Tools & Strategies News

Deep-Learning Algorithm Can Detect Cancer Spread Following Surgery

New research shows that a deep-learning algorithm that uses computed tomography scan images can help predict the spread of head and neck cancer outside of the neck lymph nodes.

AI for risk predictions.

Source: Getty Images

By Mark Melchionna

- A study conducted by ECOG-ACRIN Cancer Research Group found that using a deep-learning algorithm that leverages standard computed tomography (CT) scan images showed promise in assessing cancer spread risk among those with head and neck cancer.
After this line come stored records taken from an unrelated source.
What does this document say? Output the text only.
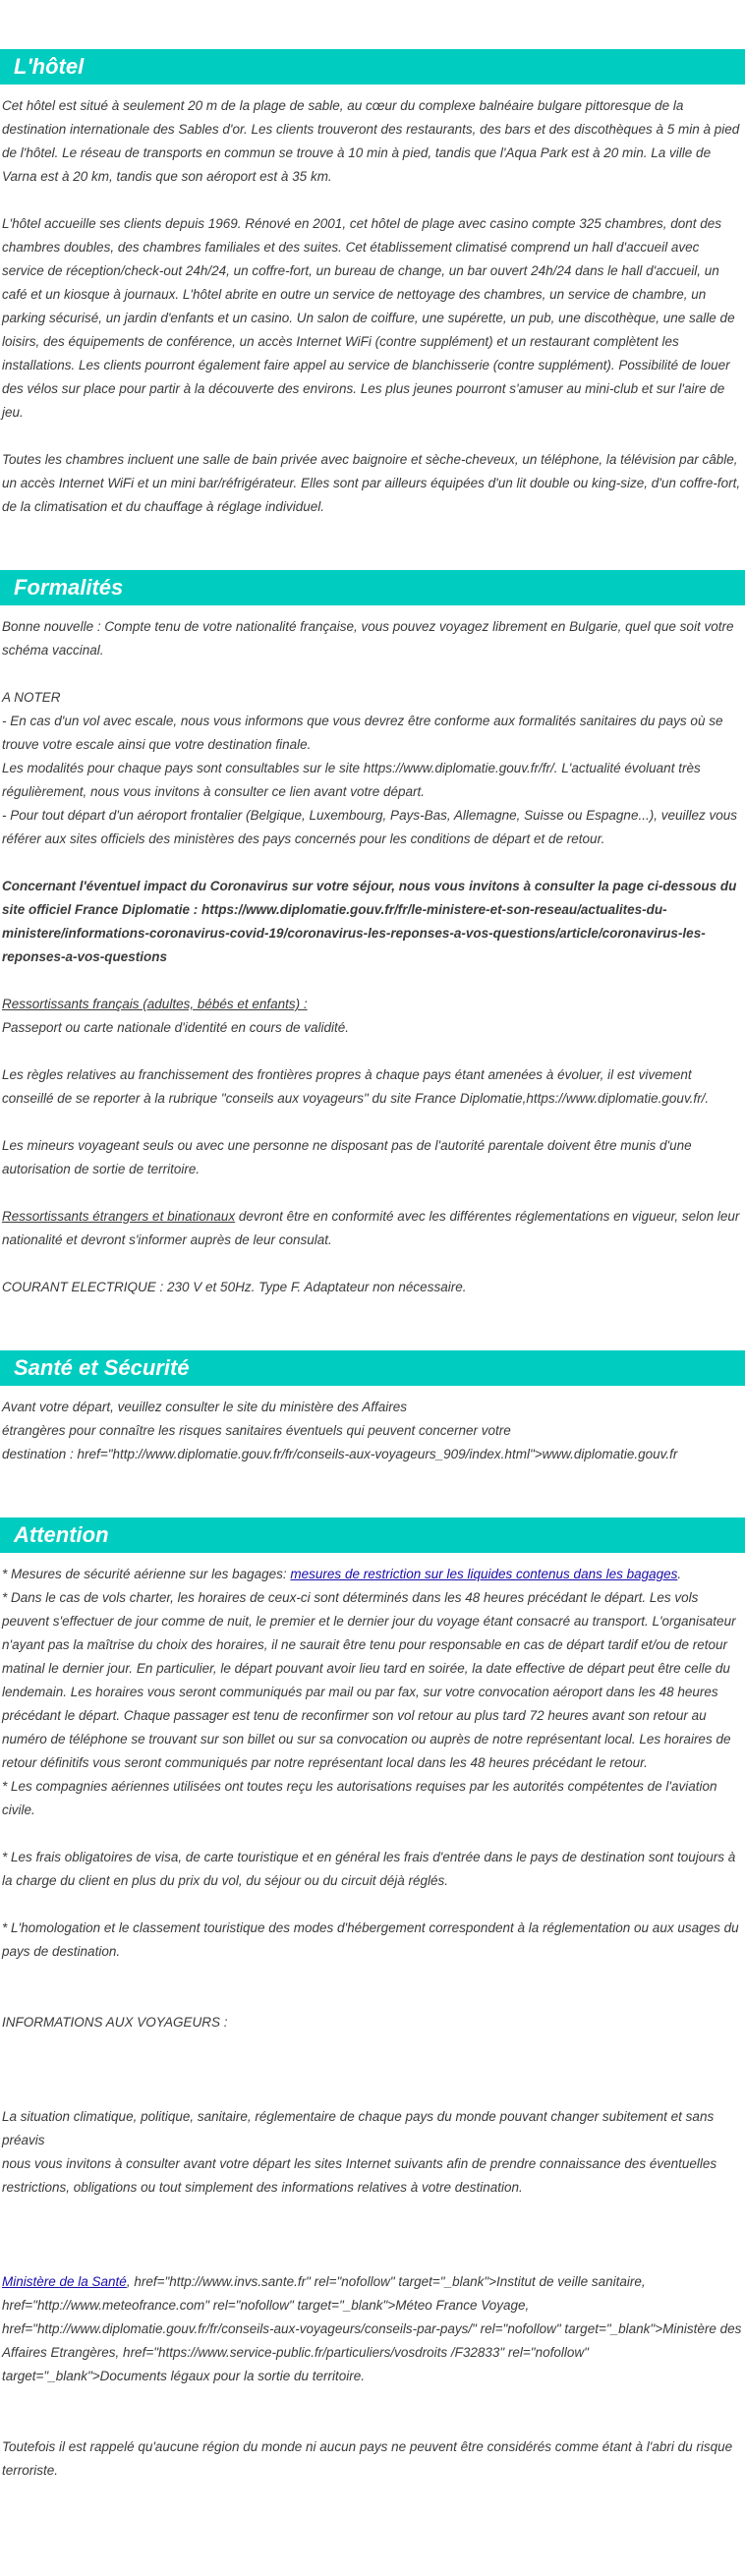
L'hôtel

Cet hôtel est situé à seulement 20 m de la plage de sable, au cœur du complexe balnéaire bulgare pittoresque de la destination internationale des Sables d'or. Les clients trouveront des restaurants, des bars et des discothèques à 5 min à pied de l'hôtel. Le réseau de transports en commun se trouve à 10 min à pied, tandis que l'Aqua Park est à 20 min. La ville de Varna est à 20 km, tandis que son aéroport est à 35 km.

L'hôtel accueille ses clients depuis 1969. Rénové en 2001, cet hôtel de plage avec casino compte 325 chambres, dont des chambres doubles, des chambres familiales et des suites. Cet établissement climatisé comprend un hall d'accueil avec service de réception/check-out 24h/24, un coffre-fort, un bureau de change, un bar ouvert 24h/24 dans le hall d'accueil, un café et un kiosque à journaux. L'hôtel abrite en outre un service de nettoyage des chambres, un service de chambre, un parking sécurisé, un jardin d'enfants et un casino. Un salon de coiffure, une supérette, un pub, une discothèque, une salle de loisirs, des équipements de conférence, un accès Internet WiFi (contre supplément) et un restaurant complètent les installations. Les clients pourront également faire appel au service de blanchisserie (contre supplément). Possibilité de louer des vélos sur place pour partir à la découverte des environs. Les plus jeunes pourront s'amuser au mini-club et sur l'aire de jeu.

Toutes les chambres incluent une salle de bain privée avec baignoire et sèche-cheveux, un téléphone, la télévision par câble, un accès Internet WiFi et un mini bar/réfrigérateur. Elles sont par ailleurs équipées d'un lit double ou king-size, d'un coffre-fort, de la climatisation et du chauffage à réglage individuel.

Formalités

Bonne nouvelle : Compte tenu de votre nationalité française, vous pouvez voyagez librement en Bulgarie, quel que soit votre schéma vaccinal.

A NOTER

- En cas d'un vol avec escale, nous vous informons que vous devrez être conforme aux formalités sanitaires du pays où se trouve votre escale ainsi que votre destination finale.

Les modalités pour chaque pays sont consultables sur le site https://www.diplomatie.gouv.fr/fr/. L'actualité évoluant très régulièrement, nous vous invitons à consulter ce lien avant votre départ.

- Pour tout départ d'un aéroport frontalier (Belgique, Luxembourg, Pays-Bas, Allemagne, Suisse ou Espagne...), veuillez vous référer aux sites officiels des ministères des pays concernés pour les conditions de départ et de retour.

Concernant l'éventuel impact du Coronavirus sur votre séjour, nous vous invitons à consulter la page ci-dessous du site officiel France Diplomatie : https://www.diplomatie.gouv.fr/fr/le-ministere-et-son-reseau/actualites-du-ministere/informations-coronavirus-covid-19/coronavirus-les-reponses-a-vos-questions/article/coronavirus-les-reponses-a-vos-questions

Ressortissants français (adultes, bébés et enfants) :

Passeport ou carte nationale d'identité en cours de validité.

Les règles relatives au franchissement des frontières propres à chaque pays étant amenées à évoluer, il est vivement conseillé de se reporter à la rubrique "conseils aux voyageurs" du site France Diplomatie,https://www.diplomatie.gouv.fr/.

Les mineurs voyageant seuls ou avec une personne ne disposant pas de l'autorité parentale doivent être munis d'une autorisation de sortie de territoire.

Ressortissants étrangers et binationaux devront être en conformité avec les différentes réglementations en vigueur, selon leur nationalité et devront s'informer auprès de leur consulat.

COURANT ELECTRIQUE : 230 V et 50Hz. Type F. Adaptateur non nécessaire.

Santé et Sécurité

Avant votre départ, veuillez consulter le site du ministère des Affaires

étrangères pour connaître les risques sanitaires éventuels qui peuvent concerner votre

destination : href="http://www.diplomatie.gouv.fr/fr/conseils-aux-voyageurs_909/index.html">www.diplomatie.gouv.fr

Attention

* Mesures de sécurité aérienne sur les bagages: mesures de restriction sur les liquides contenus dans les bagages.

* Dans le cas de vols charter, les horaires de ceux-ci sont déterminés dans les 48 heures précédant le départ. Les vols peuvent s'effectuer de jour comme de nuit, le premier et le dernier jour du voyage étant consacré au transport. L'organisateur n'ayant pas la maîtrise du choix des horaires, il ne saurait être tenu pour responsable en cas de départ tardif et/ou de retour matinal le dernier jour. En particulier, le départ pouvant avoir lieu tard en soirée, la date effective de départ peut être celle du lendemain. Les horaires vous seront communiqués par mail ou par fax, sur votre convocation aéroport dans les 48 heures précédant le départ. Chaque passager est tenu de reconfirmer son vol retour au plus tard 72 heures avant son retour au numéro de téléphone se trouvant sur son billet ou sur sa convocation ou auprès de notre représentant local. Les horaires de retour définitifs vous seront communiqués par notre représentant local dans les 48 heures précédant le retour.

* Les compagnies aériennes utilisées ont toutes reçu les autorisations requises par les autorités compétentes de l'aviation civile.

* Les frais obligatoires de visa, de carte touristique et en général les frais d'entrée dans le pays de destination sont toujours à la charge du client en plus du prix du vol, du séjour ou du circuit déjà réglés.

* L'homologation et le classement touristique des modes d'hébergement correspondent à la réglementation ou aux usages du pays de destination.

INFORMATIONS AUX VOYAGEURS :

La situation climatique, politique, sanitaire, réglementaire de chaque pays du monde pouvant changer subitement et sans préavis

nous vous invitons à consulter avant votre départ les sites Internet suivants afin de prendre connaissance des éventuelles restrictions, obligations ou tout simplement des informations relatives à votre destination.

Ministère de la Santé, href="http://www.invs.sante.fr" rel="nofollow" target="_blank">Institut de veille sanitaire, href="http://www.meteofrance.com" rel="nofollow" target="_blank">Méteo France Voyage, href="http://www.diplomatie.gouv.fr/fr/conseils-aux-voyageurs/conseils-par-pays/" rel="nofollow" target="_blank">Ministère des Affaires Etrangères, href="https://www.service-public.fr/particuliers/vosdroits /F32833" rel="nofollow" target="_blank">Documents légaux pour la sortie du territoire.

Toutefois il est rappelé qu'aucune région du monde ni aucun pays ne peuvent être considérés comme étant à l'abri du risque terroriste.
Researchers noted there was a high degree of morbidity associated with standard head and neck cancer treatment. The previously conducted E3311 Phase 3 clinical trial found that low-dose radiation at 50 Gray without chemotherapy following transoral surgery provided positive results.

In this study, researchers aimed to create an AI tool that could predict cancer spread risk and thereby enable the accurate staging of the disease.
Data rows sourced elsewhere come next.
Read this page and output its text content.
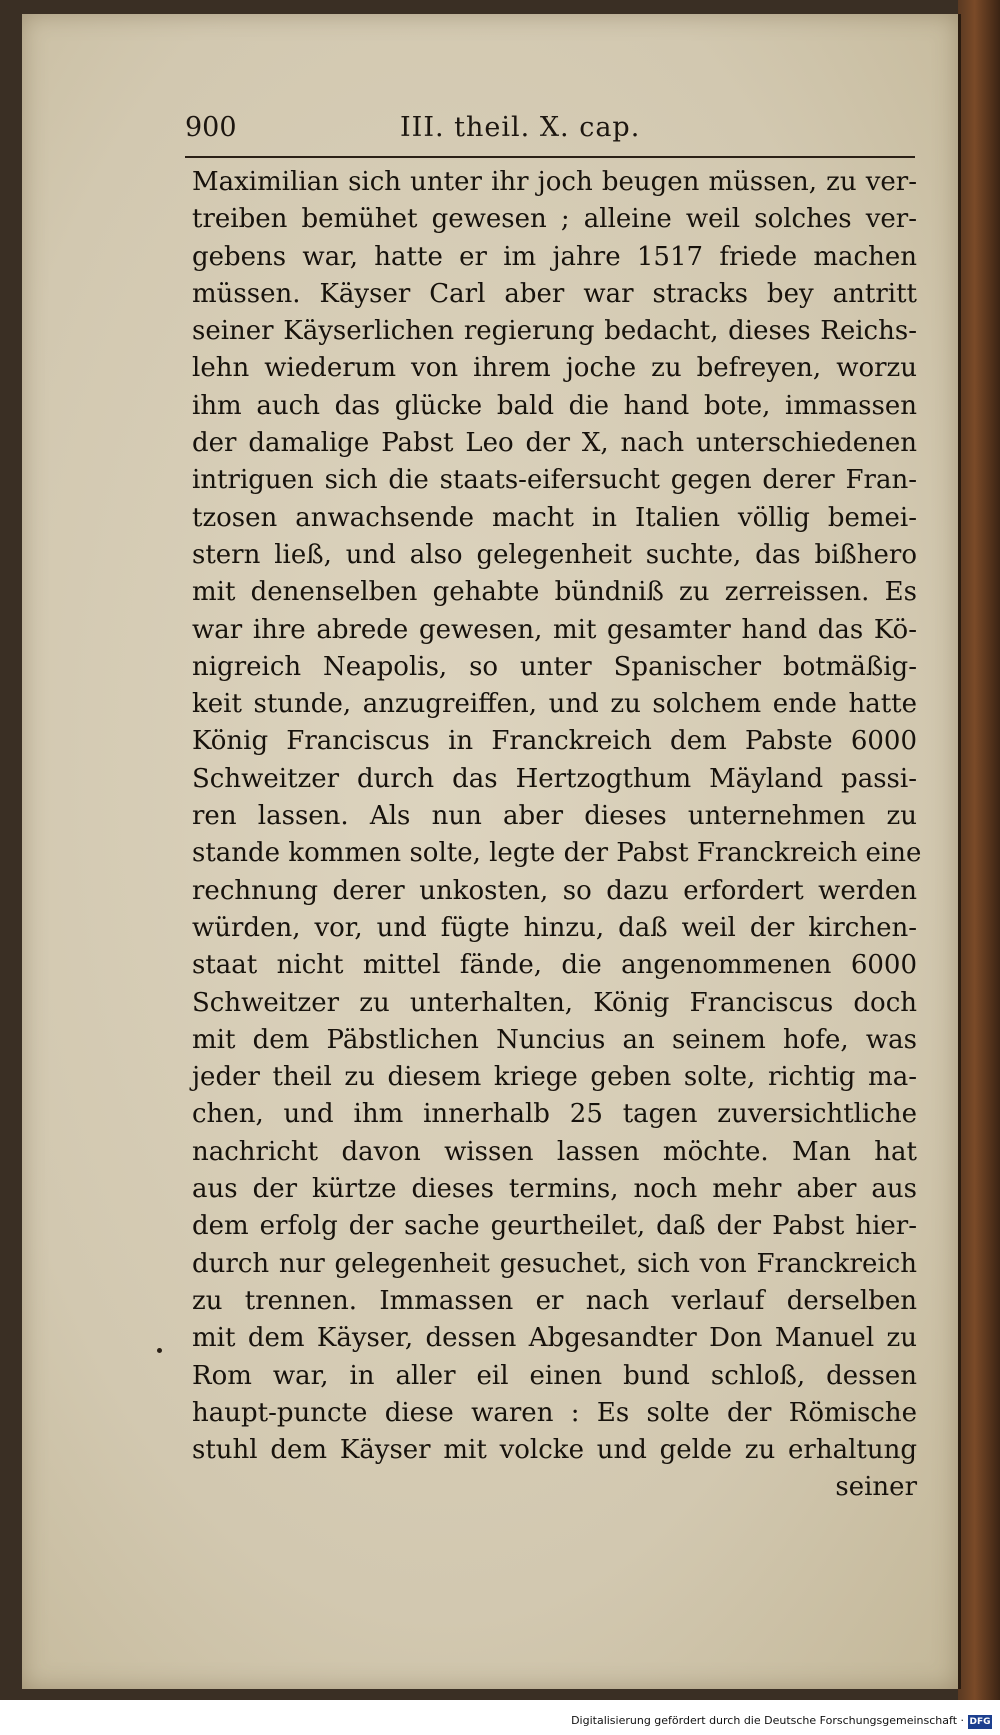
900	III. theil. X. cap.
Maximilian sich unter ihr joch beugen müssen, zu ver-
treiben bemühet gewesen ; alleine weil solches ver-
gebens war, hatte er im jahre 1517 friede machen
müssen. Käyser Carl aber war stracks bey antritt
seiner Käyserlichen regierung bedacht, dieses Reichs-
lehn wiederum von ihrem joche zu befreyen, worzu
ihm auch das glücke bald die hand bote, immassen
der damalige Pabst Leo der X, nach unterschiedenen
intriguen sich die staats-eifersucht gegen derer Fran-
tzosen anwachsende macht in Italien völlig bemei-
stern ließ, und also gelegenheit suchte, das bißhero
mit denenselben gehabte bündniß zu zerreissen. Es
war ihre abrede gewesen, mit gesamter hand das Kö-
nigreich Neapolis, so unter Spanischer botmäßig-
keit stunde, anzugreiffen, und zu solchem ende hatte
König Franciscus in Franckreich dem Pabste 6000
Schweitzer durch das Hertzogthum Mäyland passi-
ren lassen. Als nun aber dieses unternehmen zu
stande kommen solte, legte der Pabst Franckreich eine
rechnung derer unkosten, so dazu erfordert werden
würden, vor, und fügte hinzu, daß weil der kirchen-
staat nicht mittel fände, die angenommenen 6000
Schweitzer zu unterhalten, König Franciscus doch
mit dem Päbstlichen Nuncius an seinem hofe, was
jeder theil zu diesem kriege geben solte, richtig ma-
chen, und ihm innerhalb 25 tagen zuversichtliche
nachricht davon wissen lassen möchte. Man hat
aus der kürtze dieses termins, noch mehr aber aus
dem erfolg der sache geurtheilet, daß der Pabst hier-
durch nur gelegenheit gesuchet, sich von Franckreich
zu trennen. Immassen er nach verlauf derselben
mit dem Käyser, dessen Abgesandter Don Manuel zu
Rom war, in aller eil einen bund schloß, dessen
haupt-puncte diese waren : Es solte der Römische
stuhl dem Käyser mit volcke und gelde zu erhaltung
seiner
Digitalisierung gefördert durch die Deutsche Forschungsgemeinschaft · DFG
"This type of research is key since it can help identify patients with high-risk, aggressive disease and also help select appropriate patients for therapy de-escalation," said Benjamin Kann, MD, a physician at Dana-Farber Cancer Institute, assistant professor of radiation oncology at Harvard Medical School, and leader of the study for ECOG-ACRIN, in a press release.

Researchers created a neural network-based deep learning algorithm using standard CT scan images and other data from patients who participated in the E3311 trial. They used data from participants who received an assessment concluding that they had a high risk of cancer recurrence.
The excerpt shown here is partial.